I thought I’d died July 19, 2006Posted by BiB in Uncategorized.
…and gone straight to the set of an Emir Kusturica film. Not that I’ve ever watched a Kusturica film, per se, but I imagine it’s all slivovitz, tragedy and accordions. And nothing wrong with a bit of Serbian drama whatever the weather.
Aber in Berlin’s Ruislip?
So there I was, minding my own business, toiling through some paid labour, windows flung open in a concession to the boilingness, when what should start up but an accordion? And not just a youngster languidly playing Bésame Mucho without especial verve or gusto, but beautifully-played, mournful, wistful, baleful and any number of other adjectives ending in -ful, Balkan-sounding (to my utterly inexpert ear) music wafting towards me.
I dashed to the window and then remembered I was only in my pants – STILL boiling – so loitered at a decent distance. It was quite the most excitement B_ Straße has seen since someone flushed their loo at 10.05pm and the police had snipers surrounding the guilty flat within minutes. I think the accordionist might have had a drink. He was in his fifties. Of ruddy complexion. And lingering under balconies in the hope, no doubt, that he’d be thrown a golden taler or two or perhaps be invited in for a hearty fish supper. Unluckily for him, he chose to strike up his one-man show just as he came to rest under the 100%-long-term-unemployment house across the road. Not only couldn’t I go out onto the balcony to tell him of his oversight because I was in my pants, but it would have actually been rude to accompany his music with my hollering about them all being more skint than I am. So I let him perform mournfully on.
Normally, like everyone sane, I loathe the accordion. It reminds me of national costumes, bad teeth, headscarves and dirty fingernails. But it was so beautiful when it started here, in Ruislip, on a boiling hot day, shattering the suburban silence and transporting me to somewhere I’ve never been, like the Sanjak of Novi Pazar. The wandering musician must have smelt my enthusiasm because he caught my eye at the only split second when eye-contact could feasibly have been made. He gave me a big, hearty, rubicund grin. I recoiled a tad so that I wouldn’t have to cross his palm with silver. (Anyway, surely you can’t hurl money out windows at folk? In Ruislip?)

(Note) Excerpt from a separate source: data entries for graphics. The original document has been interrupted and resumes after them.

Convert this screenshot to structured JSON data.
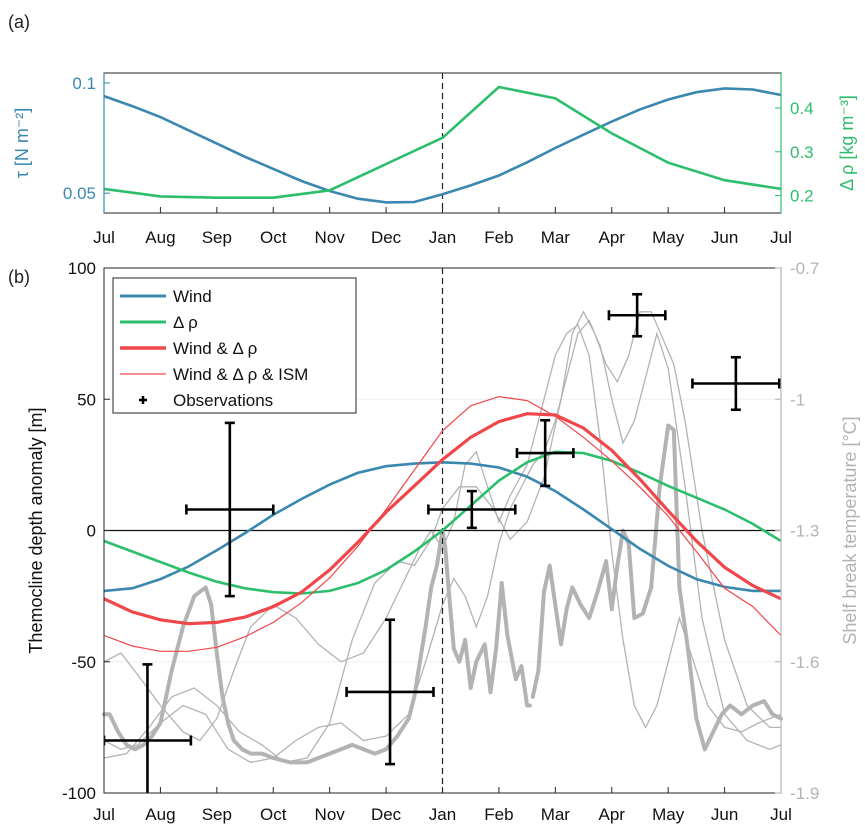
{
  "colors": {
    "wind": "#3A87B0",
    "drho": "#2DBE6C",
    "combined": "#F0474A",
    "ism": "#F0474A",
    "obs": "#000000",
    "gray": "#B3B3B3",
    "tau_axis": "#3A87B0",
    "drho_axis": "#2DBE6C"
  },
  "chart_data": [
    {
      "type": "line",
      "panel_label": "(a)",
      "x_ticks": [
        "Jul",
        "Aug",
        "Sep",
        "Oct",
        "Nov",
        "Dec",
        "Jan",
        "Feb",
        "Mar",
        "Apr",
        "May",
        "Jun",
        "Jul"
      ],
      "xlim": [
        0,
        12
      ],
      "ylabel_left": "τ [N m⁻²]",
      "ylabel_right": "Δ ρ [kg m⁻³]",
      "ylim_left": [
        0.041,
        0.1045
      ],
      "ylim_right": [
        0.16,
        0.48
      ],
      "yticks_left": [
        "0.05",
        "0.1"
      ],
      "yticks_right": [
        "0.2",
        "0.3",
        "0.4"
      ],
      "vline_x": 6,
      "series": [
        {
          "key": "tau",
          "axis": "left",
          "x": [
            0,
            0.5,
            1,
            1.5,
            2,
            2.5,
            3,
            3.5,
            4,
            4.5,
            5,
            5.5,
            6,
            6.5,
            7,
            7.5,
            8,
            8.5,
            9,
            9.5,
            10,
            10.5,
            11,
            11.5,
            12
          ],
          "values": [
            0.094,
            0.0895,
            0.0845,
            0.0785,
            0.0725,
            0.0665,
            0.061,
            0.0555,
            0.051,
            0.0475,
            0.0458,
            0.046,
            0.0495,
            0.0535,
            0.058,
            0.064,
            0.0705,
            0.0765,
            0.0825,
            0.088,
            0.0925,
            0.0958,
            0.0975,
            0.097,
            0.0945
          ]
        },
        {
          "key": "drho",
          "axis": "right",
          "x": [
            0,
            1,
            2,
            3,
            4,
            5,
            6,
            7,
            8,
            9,
            10,
            11,
            12
          ],
          "values": [
            0.215,
            0.198,
            0.195,
            0.195,
            0.212,
            0.272,
            0.332,
            0.448,
            0.422,
            0.342,
            0.275,
            0.235,
            0.215
          ]
        }
      ]
    },
    {
      "type": "line",
      "panel_label": "(b)",
      "x_ticks": [
        "Jul",
        "Aug",
        "Sep",
        "Oct",
        "Nov",
        "Dec",
        "Jan",
        "Feb",
        "Mar",
        "Apr",
        "May",
        "Jun",
        "Jul"
      ],
      "xlim": [
        0,
        12
      ],
      "ylabel_left": "Themocline depth anomaly [m]",
      "ylabel_right": "Shelf break temperature [°C]",
      "ylim_left": [
        -100,
        100
      ],
      "ylim_right": [
        -1.9,
        -0.7
      ],
      "yticks_left": [
        "-100",
        "-50",
        "0",
        "50",
        "100"
      ],
      "yticks_right": [
        "-1.9",
        "-1.6",
        "-1.3",
        "-1",
        "-0.7"
      ],
      "vline_x": 6,
      "hline_y": 0,
      "legend_position": "top-left",
      "legend": [
        "Wind",
        "Δ ρ",
        "Wind & Δ ρ",
        "Wind & Δ ρ & ISM",
        "Observations"
      ],
      "series": [
        {
          "key": "wind",
          "name": "Wind",
          "x": [
            0,
            0.5,
            1,
            1.5,
            2,
            2.5,
            3,
            3.5,
            4,
            4.5,
            5,
            5.5,
            6,
            6.5,
            7,
            7.5,
            8,
            8.5,
            9,
            9.5,
            10,
            10.5,
            11,
            11.5,
            12
          ],
          "values": [
            -23,
            -22,
            -18.5,
            -13.7,
            -7.5,
            -1,
            6,
            12,
            17.5,
            22,
            24.5,
            25.5,
            26,
            25.5,
            24,
            20.5,
            15,
            8,
            0.5,
            -7,
            -13.5,
            -18.5,
            -21.5,
            -23,
            -23
          ]
        },
        {
          "key": "drho",
          "name": "Δ ρ",
          "x": [
            0,
            0.5,
            1,
            1.5,
            2,
            2.5,
            3,
            3.5,
            4,
            4.5,
            5,
            5.5,
            6,
            6.5,
            7,
            7.5,
            8,
            8.5,
            9,
            9.5,
            10,
            10.5,
            11,
            11.5,
            12
          ],
          "values": [
            -4,
            -8,
            -12,
            -16,
            -19.5,
            -22,
            -23.5,
            -24,
            -23,
            -20,
            -15,
            -8,
            0,
            9.5,
            19,
            26,
            30,
            29.5,
            26.5,
            22,
            17,
            12.5,
            8,
            2.5,
            -4
          ]
        },
        {
          "key": "combined",
          "name": "Wind & Δ ρ",
          "x": [
            0,
            0.5,
            1,
            1.5,
            2,
            2.5,
            3,
            3.5,
            4,
            4.5,
            5,
            5.5,
            6,
            6.5,
            7,
            7.5,
            8,
            8.5,
            9,
            9.5,
            10,
            10.5,
            11,
            11.5,
            12
          ],
          "values": [
            -26,
            -31,
            -34,
            -35.5,
            -35,
            -33,
            -29,
            -23.5,
            -15,
            -4.5,
            7,
            17,
            27,
            35.5,
            41.5,
            44.5,
            44,
            39,
            30.5,
            19.5,
            7.5,
            -4,
            -14,
            -21,
            -26
          ]
        },
        {
          "key": "ism",
          "name": "Wind & Δ ρ & ISM",
          "x": [
            0,
            0.5,
            1,
            1.5,
            2,
            2.5,
            3,
            3.5,
            4,
            4.5,
            5,
            5.5,
            6,
            6.5,
            7,
            7.5,
            8,
            8.5,
            9,
            9.5,
            10,
            10.5,
            11,
            11.5,
            12
          ],
          "values": [
            -40,
            -44,
            -46,
            -46,
            -44.5,
            -40.5,
            -35,
            -27.5,
            -18,
            -6,
            8,
            23,
            38,
            47.5,
            51,
            49.5,
            43.5,
            35.5,
            26.5,
            16.5,
            5.5,
            -8,
            -22,
            -29,
            -40
          ]
        },
        {
          "key": "temp_thick",
          "axis": "right",
          "x": [
            0,
            0.1,
            0.25,
            0.4,
            0.55,
            0.7,
            0.85,
            1,
            1.1,
            1.2,
            1.4,
            1.6,
            1.8,
            1.9,
            2,
            2.1,
            2.2,
            2.3,
            2.45,
            2.6,
            2.8,
            3,
            3.3,
            3.6,
            3.8,
            4,
            4.2,
            4.4,
            4.6,
            4.8,
            5,
            5.2,
            5.4,
            5.5,
            5.6,
            5.7,
            5.8,
            5.9,
            6,
            6.05,
            6.1,
            6.2,
            6.3,
            6.4,
            6.5,
            6.6,
            6.75,
            6.85,
            6.95,
            7.05,
            7.15,
            7.3,
            7.4,
            7.5,
            7.55
          ],
          "values": [
            -1.72,
            -1.72,
            -1.76,
            -1.79,
            -1.8,
            -1.79,
            -1.77,
            -1.74,
            -1.68,
            -1.62,
            -1.52,
            -1.45,
            -1.43,
            -1.47,
            -1.58,
            -1.68,
            -1.74,
            -1.78,
            -1.8,
            -1.81,
            -1.81,
            -1.82,
            -1.83,
            -1.83,
            -1.82,
            -1.81,
            -1.8,
            -1.79,
            -1.8,
            -1.81,
            -1.8,
            -1.77,
            -1.73,
            -1.68,
            -1.6,
            -1.52,
            -1.43,
            -1.38,
            -1.3,
            -1.34,
            -1.42,
            -1.57,
            -1.6,
            -1.55,
            -1.66,
            -1.6,
            -1.56,
            -1.67,
            -1.57,
            -1.42,
            -1.54,
            -1.64,
            -1.61,
            -1.7,
            -1.7
          ]
        },
        {
          "key": "temp_thick2",
          "axis": "right",
          "x": [
            7.6,
            7.7,
            7.8,
            7.9,
            8,
            8.1,
            8.2,
            8.3,
            8.45,
            8.6,
            8.75,
            8.9,
            9,
            9.1,
            9.2,
            9.3,
            9.4,
            9.55,
            9.7,
            9.85,
            10,
            10.1,
            10.2,
            10.35,
            10.5,
            10.65,
            10.8,
            10.95,
            11.1,
            11.3,
            11.5,
            11.7,
            11.85,
            12
          ],
          "values": [
            -1.68,
            -1.62,
            -1.44,
            -1.38,
            -1.47,
            -1.56,
            -1.48,
            -1.43,
            -1.47,
            -1.5,
            -1.44,
            -1.37,
            -1.48,
            -1.38,
            -1.3,
            -1.33,
            -1.5,
            -1.49,
            -1.43,
            -1.2,
            -1.06,
            -1.07,
            -1.43,
            -1.57,
            -1.73,
            -1.8,
            -1.76,
            -1.72,
            -1.7,
            -1.72,
            -1.7,
            -1.69,
            -1.72,
            -1.73
          ]
        },
        {
          "key": "temp_thin1",
          "axis": "right",
          "x": [
            0,
            0.3,
            0.6,
            1,
            1.4,
            1.7,
            2,
            2.3,
            2.6,
            3,
            3.4,
            3.8,
            4.2,
            4.6,
            5,
            5.3,
            5.6,
            5.8,
            6,
            6.2,
            6.4,
            6.6,
            6.8,
            7,
            7.2,
            7.5,
            7.8,
            8,
            8.2,
            8.4,
            8.6,
            8.8,
            9,
            9.2,
            9.4,
            9.6,
            9.8,
            10,
            10.2,
            10.4,
            10.7,
            11,
            11.3,
            11.6,
            12
          ],
          "values": [
            -1.6,
            -1.58,
            -1.63,
            -1.7,
            -1.76,
            -1.78,
            -1.73,
            -1.62,
            -1.52,
            -1.47,
            -1.5,
            -1.56,
            -1.6,
            -1.58,
            -1.5,
            -1.42,
            -1.34,
            -1.3,
            -1.34,
            -1.28,
            -1.15,
            -1.12,
            -1.2,
            -1.28,
            -1.22,
            -1.15,
            -1.0,
            -0.9,
            -0.85,
            -0.83,
            -0.9,
            -1.1,
            -1.35,
            -1.55,
            -1.7,
            -1.75,
            -1.7,
            -1.6,
            -1.5,
            -1.58,
            -1.7,
            -1.75,
            -1.76,
            -1.74,
            -1.72
          ]
        },
        {
          "key": "temp_thin2",
          "axis": "right",
          "x": [
            0,
            0.3,
            0.6,
            1,
            1.4,
            1.8,
            2.2,
            2.6,
            3,
            3.4,
            3.8,
            4.2,
            4.6,
            5,
            5.4,
            5.7,
            6,
            6.2,
            6.4,
            6.6,
            6.8,
            7,
            7.2,
            7.4,
            7.6,
            7.8,
            8,
            8.2,
            8.4,
            8.6,
            8.8,
            9,
            9.2,
            9.4,
            9.6,
            9.8,
            10,
            10.3,
            10.6,
            11,
            11.4,
            11.8,
            12
          ],
          "values": [
            -1.78,
            -1.8,
            -1.79,
            -1.74,
            -1.7,
            -1.72,
            -1.8,
            -1.83,
            -1.82,
            -1.78,
            -1.75,
            -1.74,
            -1.78,
            -1.77,
            -1.72,
            -1.6,
            -1.47,
            -1.41,
            -1.45,
            -1.52,
            -1.45,
            -1.33,
            -1.25,
            -1.2,
            -1.15,
            -1.12,
            -1.05,
            -0.95,
            -0.85,
            -0.82,
            -0.88,
            -1.0,
            -1.1,
            -1.05,
            -0.95,
            -0.85,
            -0.93,
            -1.2,
            -1.5,
            -1.72,
            -1.78,
            -1.8,
            -1.79
          ]
        },
        {
          "key": "temp_thin3",
          "axis": "right",
          "x": [
            0,
            0.4,
            0.8,
            1.2,
            1.6,
            2,
            2.4,
            2.8,
            3.2,
            3.6,
            4,
            4.4,
            4.8,
            5.2,
            5.5,
            5.8,
            6,
            6.3,
            6.6,
            6.9,
            7.2,
            7.5,
            7.8,
            8.1,
            8.3,
            8.5,
            8.7,
            8.9,
            9.1,
            9.3,
            9.5,
            9.7,
            9.9,
            10.1,
            10.3,
            10.6,
            11,
            11.4,
            11.8,
            12
          ],
          "values": [
            -1.82,
            -1.81,
            -1.75,
            -1.68,
            -1.66,
            -1.7,
            -1.76,
            -1.79,
            -1.83,
            -1.82,
            -1.74,
            -1.55,
            -1.42,
            -1.37,
            -1.38,
            -1.32,
            -1.25,
            -1.2,
            -1.2,
            -1.25,
            -1.32,
            -1.28,
            -1.18,
            -1.0,
            -0.85,
            -0.8,
            -0.85,
            -0.92,
            -0.96,
            -0.9,
            -0.8,
            -0.8,
            -0.86,
            -0.92,
            -1.05,
            -1.3,
            -1.55,
            -1.7,
            -1.75,
            -1.75
          ]
        }
      ],
      "observations": {
        "x": [
          0.77,
          2.23,
          5.07,
          6.52,
          7.82,
          9.45,
          11.2
        ],
        "y": [
          -80,
          8,
          -61.5,
          8,
          29.5,
          82,
          56
        ],
        "x_error": [
          0.77,
          0.77,
          0.77,
          0.77,
          0.5,
          0.5,
          0.77
        ],
        "y_error": [
          29,
          33,
          27.5,
          7,
          12.5,
          8,
          10
        ]
      }
    }
  ]
}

I went back to my paid labour, without paying him for his. I could hear the neighbours huffing and puffing and screeching their plastic balcony chairs and shutting their balcony umbrellas – tossers – in protest and shuffling back indoors to watch whatever is the German equivalent of Bob’s Full House. You think they’d have been happy with a bit of live entertainment. I certainly was.
The strains of the accordionist’s music wafted away into silence. I don’t suppose we’ll be seeing him round these ‘ere parts again. It may well have been before the 10pm watershed, but it was just a little bit too much excitement for B_ Straße to cope with. Damn you, suburban silence.